Panorama of pinkish-red azaleas against a background of green hills

Mt. Tokusenjo's Azaleas and the Kesennuma Azalea Festival

Every year from mid-May to early June, the people of the greater Kesennuma area bask in the beauty of spring with the blooming of wild mountain azalea flowers (yama tsutsuji) on Mt. Tokusenjo. This mountain is situated between Kesennuma City and Motoyoshi-cho and stands at over 2,000 feet high. Come to walk along a 2.5 hour round-trip hiking trail through over 50,000 azalea trees planted by local residents. The azalea, with its vibrant pinks and magentas, is the official flower of Kesennuma and I would love to share its beauty with you.

An azalea bush in full bloom

In the middle of the main trail, you can see a panoramic view of the mountain with brightly contrasting reds and greens. See how blips of white windmills sprout from the far off mountaintops and calmly spin in the wind (see header). For the more adventurous, enjoy an additional hike up to see the mountain’s dedication rock and shrine (see below)! Beware! It’s a bit steep, but from the top, you can see even more of the vibrant azalea and forest colors as well as the cerulean blues of the oceanic coast. The newly opened Oshima Bridge makes this view extra special, so be one of the first to experience it!

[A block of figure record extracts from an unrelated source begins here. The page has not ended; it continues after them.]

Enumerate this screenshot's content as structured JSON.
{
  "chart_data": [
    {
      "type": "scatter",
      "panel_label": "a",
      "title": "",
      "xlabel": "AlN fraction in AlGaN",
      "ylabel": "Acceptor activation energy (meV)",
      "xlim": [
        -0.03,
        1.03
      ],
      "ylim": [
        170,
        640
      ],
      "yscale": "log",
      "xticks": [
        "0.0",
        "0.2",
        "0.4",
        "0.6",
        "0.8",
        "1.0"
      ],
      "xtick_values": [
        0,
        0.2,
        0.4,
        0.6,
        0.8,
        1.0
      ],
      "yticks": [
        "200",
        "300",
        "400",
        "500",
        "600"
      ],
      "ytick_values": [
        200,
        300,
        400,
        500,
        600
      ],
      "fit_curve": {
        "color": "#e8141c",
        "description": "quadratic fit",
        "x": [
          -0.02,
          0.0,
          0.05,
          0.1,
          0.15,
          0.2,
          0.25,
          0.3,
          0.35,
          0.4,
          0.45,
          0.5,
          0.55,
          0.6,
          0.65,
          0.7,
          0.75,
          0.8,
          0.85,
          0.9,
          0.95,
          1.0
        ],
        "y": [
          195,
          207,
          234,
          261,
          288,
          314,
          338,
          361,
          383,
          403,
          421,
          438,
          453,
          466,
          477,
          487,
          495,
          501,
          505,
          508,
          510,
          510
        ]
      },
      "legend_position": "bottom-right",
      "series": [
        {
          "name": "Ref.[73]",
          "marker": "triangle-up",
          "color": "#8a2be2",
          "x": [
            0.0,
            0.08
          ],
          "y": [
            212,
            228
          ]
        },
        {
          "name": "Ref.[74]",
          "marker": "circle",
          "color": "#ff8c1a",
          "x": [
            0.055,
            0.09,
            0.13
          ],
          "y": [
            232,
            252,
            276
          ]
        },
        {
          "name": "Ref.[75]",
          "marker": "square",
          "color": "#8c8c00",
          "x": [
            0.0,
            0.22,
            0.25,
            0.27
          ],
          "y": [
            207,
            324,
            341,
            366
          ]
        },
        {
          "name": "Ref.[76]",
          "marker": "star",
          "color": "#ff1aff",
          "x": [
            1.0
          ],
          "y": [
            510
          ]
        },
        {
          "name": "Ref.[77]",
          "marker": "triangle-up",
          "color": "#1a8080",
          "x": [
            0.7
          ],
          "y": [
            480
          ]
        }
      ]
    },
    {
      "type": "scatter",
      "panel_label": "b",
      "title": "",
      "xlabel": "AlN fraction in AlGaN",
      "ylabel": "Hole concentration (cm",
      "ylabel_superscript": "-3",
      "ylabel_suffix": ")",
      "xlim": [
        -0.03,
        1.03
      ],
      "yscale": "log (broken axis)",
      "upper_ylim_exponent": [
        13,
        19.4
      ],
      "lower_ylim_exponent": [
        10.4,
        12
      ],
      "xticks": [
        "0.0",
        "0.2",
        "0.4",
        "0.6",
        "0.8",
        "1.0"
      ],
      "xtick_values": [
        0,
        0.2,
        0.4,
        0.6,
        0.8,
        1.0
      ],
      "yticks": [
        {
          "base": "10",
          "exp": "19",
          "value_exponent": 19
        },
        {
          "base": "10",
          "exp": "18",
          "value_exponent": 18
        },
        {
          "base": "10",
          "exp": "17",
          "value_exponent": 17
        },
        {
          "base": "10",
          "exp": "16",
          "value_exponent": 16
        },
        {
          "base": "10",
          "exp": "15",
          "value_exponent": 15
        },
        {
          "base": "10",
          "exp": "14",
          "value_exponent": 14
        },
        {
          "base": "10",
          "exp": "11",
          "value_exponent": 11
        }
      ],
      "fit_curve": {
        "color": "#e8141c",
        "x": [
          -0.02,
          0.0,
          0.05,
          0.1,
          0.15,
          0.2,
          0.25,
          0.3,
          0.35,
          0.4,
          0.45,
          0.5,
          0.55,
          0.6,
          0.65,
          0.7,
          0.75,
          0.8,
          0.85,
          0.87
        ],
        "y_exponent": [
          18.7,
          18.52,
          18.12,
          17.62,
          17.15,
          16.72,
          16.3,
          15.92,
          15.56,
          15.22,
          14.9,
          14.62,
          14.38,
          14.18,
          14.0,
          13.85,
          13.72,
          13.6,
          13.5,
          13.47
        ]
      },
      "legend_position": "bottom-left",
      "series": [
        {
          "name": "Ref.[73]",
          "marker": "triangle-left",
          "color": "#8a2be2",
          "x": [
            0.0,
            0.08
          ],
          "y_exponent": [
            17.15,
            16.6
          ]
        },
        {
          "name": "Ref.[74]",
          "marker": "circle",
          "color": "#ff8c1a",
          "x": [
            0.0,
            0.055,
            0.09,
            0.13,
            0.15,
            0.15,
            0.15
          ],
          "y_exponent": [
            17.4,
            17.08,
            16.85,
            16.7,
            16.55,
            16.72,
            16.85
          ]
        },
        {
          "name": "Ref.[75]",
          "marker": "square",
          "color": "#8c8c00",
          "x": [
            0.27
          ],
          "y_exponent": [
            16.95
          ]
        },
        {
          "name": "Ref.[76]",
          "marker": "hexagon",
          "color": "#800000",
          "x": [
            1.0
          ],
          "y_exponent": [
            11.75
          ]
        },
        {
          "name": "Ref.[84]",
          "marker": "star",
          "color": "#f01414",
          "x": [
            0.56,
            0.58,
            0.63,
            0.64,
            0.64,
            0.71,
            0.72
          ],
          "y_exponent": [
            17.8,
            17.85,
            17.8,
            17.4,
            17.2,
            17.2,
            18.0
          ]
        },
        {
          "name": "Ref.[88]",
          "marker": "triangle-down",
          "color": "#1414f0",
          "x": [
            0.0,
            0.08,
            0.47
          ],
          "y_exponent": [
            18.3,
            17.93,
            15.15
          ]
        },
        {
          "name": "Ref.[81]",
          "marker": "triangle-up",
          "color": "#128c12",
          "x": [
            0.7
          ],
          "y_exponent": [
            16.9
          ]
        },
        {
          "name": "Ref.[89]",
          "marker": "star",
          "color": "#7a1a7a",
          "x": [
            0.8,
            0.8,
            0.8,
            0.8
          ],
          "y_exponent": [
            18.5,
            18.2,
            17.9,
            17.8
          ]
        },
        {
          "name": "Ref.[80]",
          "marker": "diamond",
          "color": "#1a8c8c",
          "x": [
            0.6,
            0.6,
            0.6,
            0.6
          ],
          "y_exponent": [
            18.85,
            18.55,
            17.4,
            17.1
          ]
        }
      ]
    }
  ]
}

Mount Tokusenjo's dedication rock and shrine

Tokusenjo also features the first two treehouses of the Tohoku Treehouse Project. The aim of this project is to build 100 treehouses throughout the Tohoku region in order to bring people to the great outdoors to enjoy underrated sights in the area. So, come explore Tom’s House and Dekita House and enjoy a picnic with a panoramic view of the azaleas!

Close-up of an azalea flower with a spider in it

The mountain is available to visit all day every day, though the azaleas will not be lit at night. Due to the lengthy winter this year, the blooming peak has been pushed back to late May. They are expected to be in the best, full bloom on May 26th and are classically enjoyed over a quiet picnic, but for those who want to eat afterward, I recommend Kesennuma’s famous shark fin goods! You can enjoy shark fin, fukahire, in many forms, such as shark fin ramen or shark fin sushi! The wind and chill of this winter has also helped with removing moisture, so after sun-drying for two months, this is the perfect time to try shark fin in Kesennuma. Try it at Yuuzushi (either of two locations), or Umi No Ichi at the Kesennuma Port.

Azalea Festival

Umi no Ichi is also the host for the Kesennuma Azalea Festival on May 19th! I encourage you to come to welcome the first big batch of blossoms! I know I just mentioned shark fin as a delicious treat, but spring also marks the best time to enjoy bonito fish (katsuo)! You may have heard of this fish in Japanese recipes calling for “bonito flakes,” but in spring, they aren’t thin and flaky at all! They are fatty and plump and waiting to melt in your mouth! At this festival, merchants are selling the first 1000 catch of the season starting at 11AM so come early and stake your claim.

The event will also feature local musical artists. Kesennuma natives, SCK girls idol group and singer Ikumi Kumagai, bring the energy of the Kesennuma people and the beauty of Kesennuma’s nature into their performances so you don’t want to miss it! Other event activities include making a shark tooth keychain and the Tokusenjo treasure hunt. The full schedule and event details are available in Japanese on their website.

Directions and Other Details

  • Click here for Google Maps or search for “Tokusenjo” in your GPS device.
  • Ample parking is available at the trailhead. Follow signs to the main lot and hiking trails.
  • Weekend Azalea buses open up in the month of May for transport as well. Dates the Azalea buses run and other details can be found in Japanese here.
  • Not wheelchair accessible but hiking sticks are available for free use.
  • It’s recommended to wear exercise shoes and bring drinking water.